I’ve used Libre Office Draw to edit PDF files. It only works well for minor changes as instead of wrapping the text on line breaks, it inserts hard line breaks so any major changes mess up the line formatting. You can edit the resulting document to fix up the formatting. I can be a lot of work if there are several pages.
Keep the original, but there are two modes Acrobat provides: the more limited mode forces line breaks…the other tries to keep as much of a paragraph together as it can, if copying from a PDF, by preserving line wrapping. Since Acrobat Pro XI, the look and feel appears to have radically changed, frustrating many long-time users. The non-DC, XI version, seems to stay most useful if isolated from the Internet, keeping Acrobat from trying to force a ‘free trial’ of its updated, questionably altered, look and feel. So, if you have that older XI version of Acrobat, protect it from Adobe interfering with your use of it until Acrobat allows its look and feel as an optional interface while using any of Acrobat’s useful current versions’ features (an opinion).
I agree about PDF 24 being a suite of useful tools to enable many modifications to PDF. Not perfect but very helpful in many tasks (.docx conversions for all but the simplest of documents tend to be beyond its capabilities, though.)
I used to edit the church magazine, and I was always being sent pdf’s as they thought that it would secure the layout, wrong, I couldn’t allow 50 words down the centre of the page.
Serif PagePlus is the answer to everything, It opens everything and you are able to alter everything in that PDF no matter where it comes from and then save as a PDF.
If you don’t have a lot to convert, I’ve used the website ZamZar.com
You upload the file, identify the format you want it converted to, and then download the converted file.
Caveats: Only 1 or 2 files per day. If the document contains particularly sensitive information you may not want it up in the cloud.
This is one of the reasons that I have a paid Adobe Acrobat solution.
One of my “use cases” is extracting data from brokerage account statements and transferring them to a spreadsheet for analysis.
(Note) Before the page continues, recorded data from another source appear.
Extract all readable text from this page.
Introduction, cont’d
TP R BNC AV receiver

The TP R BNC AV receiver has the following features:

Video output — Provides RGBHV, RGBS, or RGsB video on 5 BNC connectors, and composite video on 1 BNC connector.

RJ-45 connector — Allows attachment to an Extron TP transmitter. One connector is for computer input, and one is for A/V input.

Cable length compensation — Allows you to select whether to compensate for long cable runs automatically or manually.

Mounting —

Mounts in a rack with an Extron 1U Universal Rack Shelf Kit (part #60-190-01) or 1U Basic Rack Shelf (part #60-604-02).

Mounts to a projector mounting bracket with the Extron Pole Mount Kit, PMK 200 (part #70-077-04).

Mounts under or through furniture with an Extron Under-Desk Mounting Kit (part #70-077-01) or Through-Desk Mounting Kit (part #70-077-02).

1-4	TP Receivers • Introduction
I have found that extracting tabular data to Word and then copying to Excel works much better than extracting direct to Excel from Acrobat. The process still requires a lot of editing to ensure you get the right result. Fields get divided in 2 and need to be merged, other fields are merged and need to be separated. Numeric fields often require tweaking to remove spaces or commas or replace decimal commas with decimal points… all very tedious and painstaking.
Maybe one of these days an AI bot will be able to do this properly.
Years ago, I used ABBYY Finereader to convert scanned text to MS Office formats (.docx, .xlsx, etc.). It did a good job creating Word documents but they still needed work as it came up with some convoluted formatting, but at least, the document looked good. As for Excel, it needed a lot more work to fix up. That was over 15 years ago, but they’ve probably improved. It’s expensive, so you’d have to decide if it’s worth it.
I didn’t know it was possible to do this through Google Docs. Thank you.